Read all data from a sparse array in the exact same way as reading it from a dense array:

In [7]:
with tiledb.open(sparse_array_uri, mode="r") as A:
    data = A[:,:]
for name, values in data.items():
    print(f"{name}: {values}")

a: [1 3 2]
b: [-1.5  0.5  0. ]
rows: [1 2 2]
cols: [1 3 4]


Notice that this looks different than for the dense array, where `data` only contained the values for attributes.

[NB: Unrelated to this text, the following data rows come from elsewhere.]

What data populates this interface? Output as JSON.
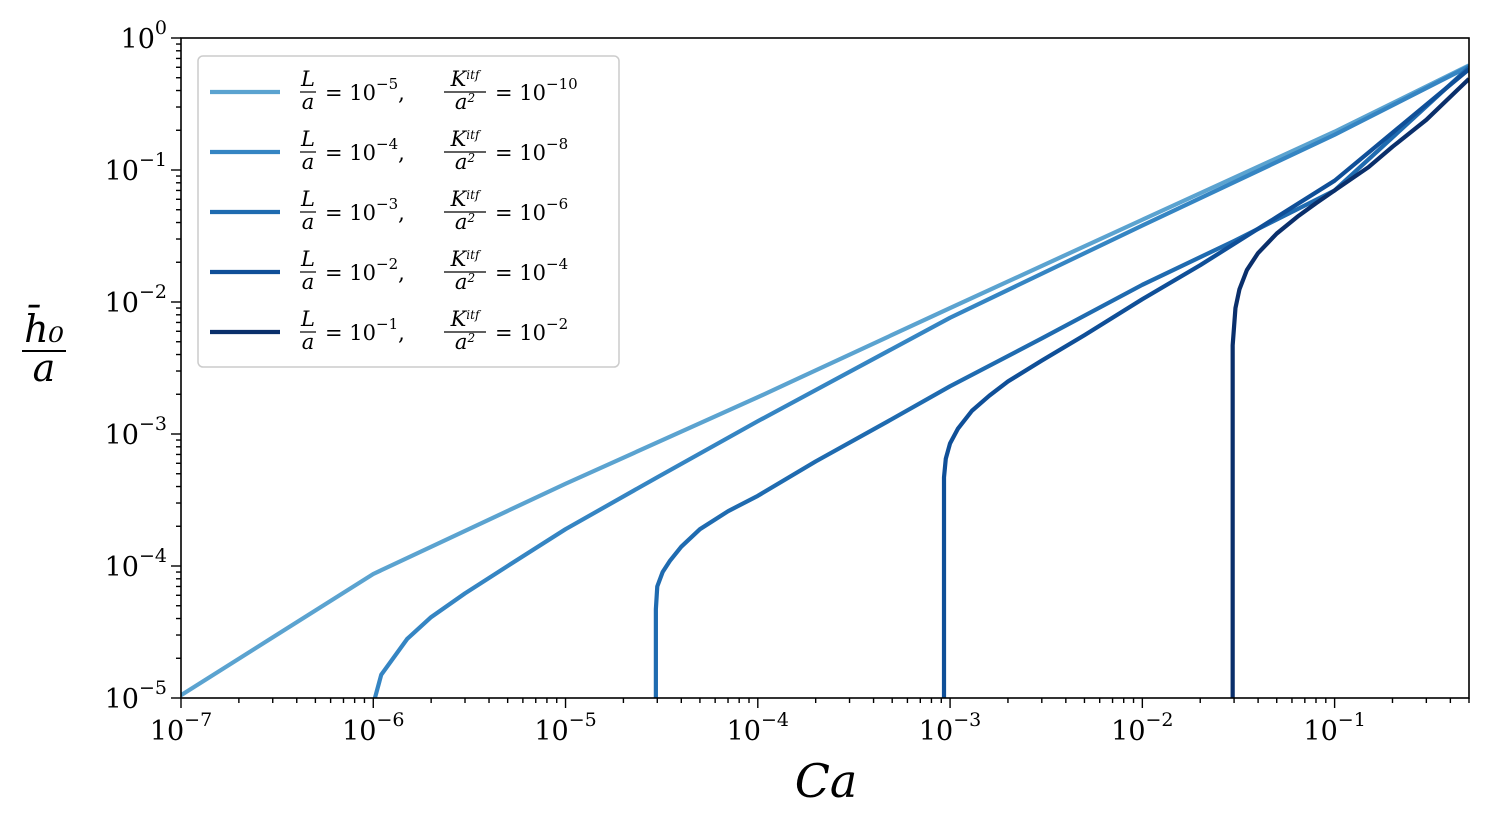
{
  "chart_data": {
    "type": "line",
    "xscale": "log",
    "yscale": "log",
    "xlabel": "Ca",
    "ylabel_num": "h̄₀",
    "ylabel_den": "a",
    "xlim": [
      1e-07,
      0.5
    ],
    "ylim": [
      1e-05,
      1
    ],
    "grid": false,
    "legend_placement": "top-left",
    "x_ticks": [
      {
        "value": 1e-07,
        "base": "10",
        "exp": "−7"
      },
      {
        "value": 1e-06,
        "base": "10",
        "exp": "−6"
      },
      {
        "value": 1e-05,
        "base": "10",
        "exp": "−5"
      },
      {
        "value": 0.0001,
        "base": "10",
        "exp": "−4"
      },
      {
        "value": 0.001,
        "base": "10",
        "exp": "−3"
      },
      {
        "value": 0.01,
        "base": "10",
        "exp": "−2"
      },
      {
        "value": 0.1,
        "base": "10",
        "exp": "−1"
      }
    ],
    "y_ticks": [
      {
        "value": 1e-05,
        "base": "10",
        "exp": "−5"
      },
      {
        "value": 0.0001,
        "base": "10",
        "exp": "−4"
      },
      {
        "value": 0.001,
        "base": "10",
        "exp": "−3"
      },
      {
        "value": 0.01,
        "base": "10",
        "exp": "−2"
      },
      {
        "value": 0.1,
        "base": "10",
        "exp": "−1"
      },
      {
        "value": 1,
        "base": "10",
        "exp": "0"
      }
    ],
    "series": [
      {
        "name": "L/a = 10^−5, K^itf/a² = 10^−10",
        "label_parts": {
          "l_exp": "−5",
          "k_exp": "−10"
        },
        "color": "#5ba3d0",
        "x": [
          1e-07,
          1e-06,
          1e-05,
          0.0001,
          0.001,
          0.01,
          0.1,
          0.5
        ],
        "y": [
          1.05e-05,
          8.7e-05,
          0.00042,
          0.0019,
          0.009,
          0.042,
          0.195,
          0.62
        ]
      },
      {
        "name": "L/a = 10^−4, K^itf/a² = 10^−8",
        "label_parts": {
          "l_exp": "−4",
          "k_exp": "−8"
        },
        "color": "#3585c3",
        "x": [
          1.02e-06,
          1.1e-06,
          1.5e-06,
          2e-06,
          3e-06,
          5e-06,
          1e-05,
          3e-05,
          0.0001,
          0.001,
          0.01,
          0.1,
          0.5
        ],
        "y": [
          1e-05,
          1.5e-05,
          2.8e-05,
          4.1e-05,
          6.2e-05,
          0.0001,
          0.00019,
          0.00047,
          0.00125,
          0.0076,
          0.038,
          0.185,
          0.61
        ]
      },
      {
        "name": "L/a = 10^−3, K^itf/a² = 10^−6",
        "label_parts": {
          "l_exp": "−3",
          "k_exp": "−6"
        },
        "color": "#1f6bb0",
        "x": [
          2.95e-05,
          2.95e-05,
          3e-05,
          3.2e-05,
          3.5e-05,
          4e-05,
          5e-05,
          7e-05,
          0.0001,
          0.0002,
          0.0005,
          0.001,
          0.003,
          0.01,
          0.03,
          0.1,
          0.5
        ],
        "y": [
          1e-05,
          4.7e-05,
          7e-05,
          9e-05,
          0.00011,
          0.00014,
          0.00019,
          0.00026,
          0.00034,
          0.00062,
          0.0013,
          0.0023,
          0.0053,
          0.0135,
          0.029,
          0.07,
          0.6
        ]
      },
      {
        "name": "L/a = 10^−2, K^itf/a² = 10^−4",
        "label_parts": {
          "l_exp": "−2",
          "k_exp": "−4"
        },
        "color": "#0f4f98",
        "x": [
          0.00093,
          0.00093,
          0.00095,
          0.001,
          0.0011,
          0.0013,
          0.0016,
          0.002,
          0.003,
          0.005,
          0.01,
          0.02,
          0.05,
          0.1,
          0.5
        ],
        "y": [
          1e-05,
          0.00047,
          0.00065,
          0.00085,
          0.0011,
          0.0015,
          0.00195,
          0.0025,
          0.0036,
          0.0056,
          0.0105,
          0.019,
          0.044,
          0.083,
          0.58
        ]
      },
      {
        "name": "L/a = 10^−1, K^itf/a² = 10^−2",
        "label_parts": {
          "l_exp": "−1",
          "k_exp": "−2"
        },
        "color": "#0a2f6b",
        "x": [
          0.0295,
          0.0295,
          0.0305,
          0.032,
          0.035,
          0.04,
          0.05,
          0.065,
          0.08,
          0.1,
          0.15,
          0.2,
          0.3,
          0.5
        ],
        "y": [
          1e-05,
          0.0047,
          0.009,
          0.0125,
          0.0175,
          0.0235,
          0.033,
          0.045,
          0.056,
          0.07,
          0.105,
          0.15,
          0.24,
          0.49
        ]
      }
    ]
  }
}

For the sparse arrays, data is returned in coordinate form: a separate array of each dimension and the attribute is provided in order:

In [8]:
print("Attribute 'a':")
for i, coord in enumerate(zip(data["rows"], data["cols"])):
    print(f"Cell ({coord[0]}, {coord[1]}) has data {data['a'][i]}")
print("\nAttribute 'b':")
for i, coord in enumerate(zip(data["rows"], data["cols"])):
    print(f"Cell ({coord[0]}, {coord[1]}) has data {data['b'][i]}")

Attribute 'a':
Cell (1, 1) has data 1
Cell (2, 3) has data 3
Cell (2, 4) has data 2

Attribute 'b':
Cell (1, 1) has data -1.5
Cell (2, 3) has data 0.5
Cell (2, 4) has data 0.0


Like with the dense array we can return slices of data:

In [9]:
with tiledb.open(sparse_array_uri, mode="r") as array:
    data = array.multi_index[1:3, 1:3]
    for name, values in data.items():
        print(f"{name}: {values}")

rows: [1 2]
cols: [1 3]
a: [1 3]
b: [-1.5  0.5]


Try different queries on the sparse array:

In this array, we did not allow duplicates. This means if we add a new value to a cell, it will replace that value, just like in the dense case. Try writine a new value for `a` and `b` at cell (2,3), then open the array in read mode and view the output.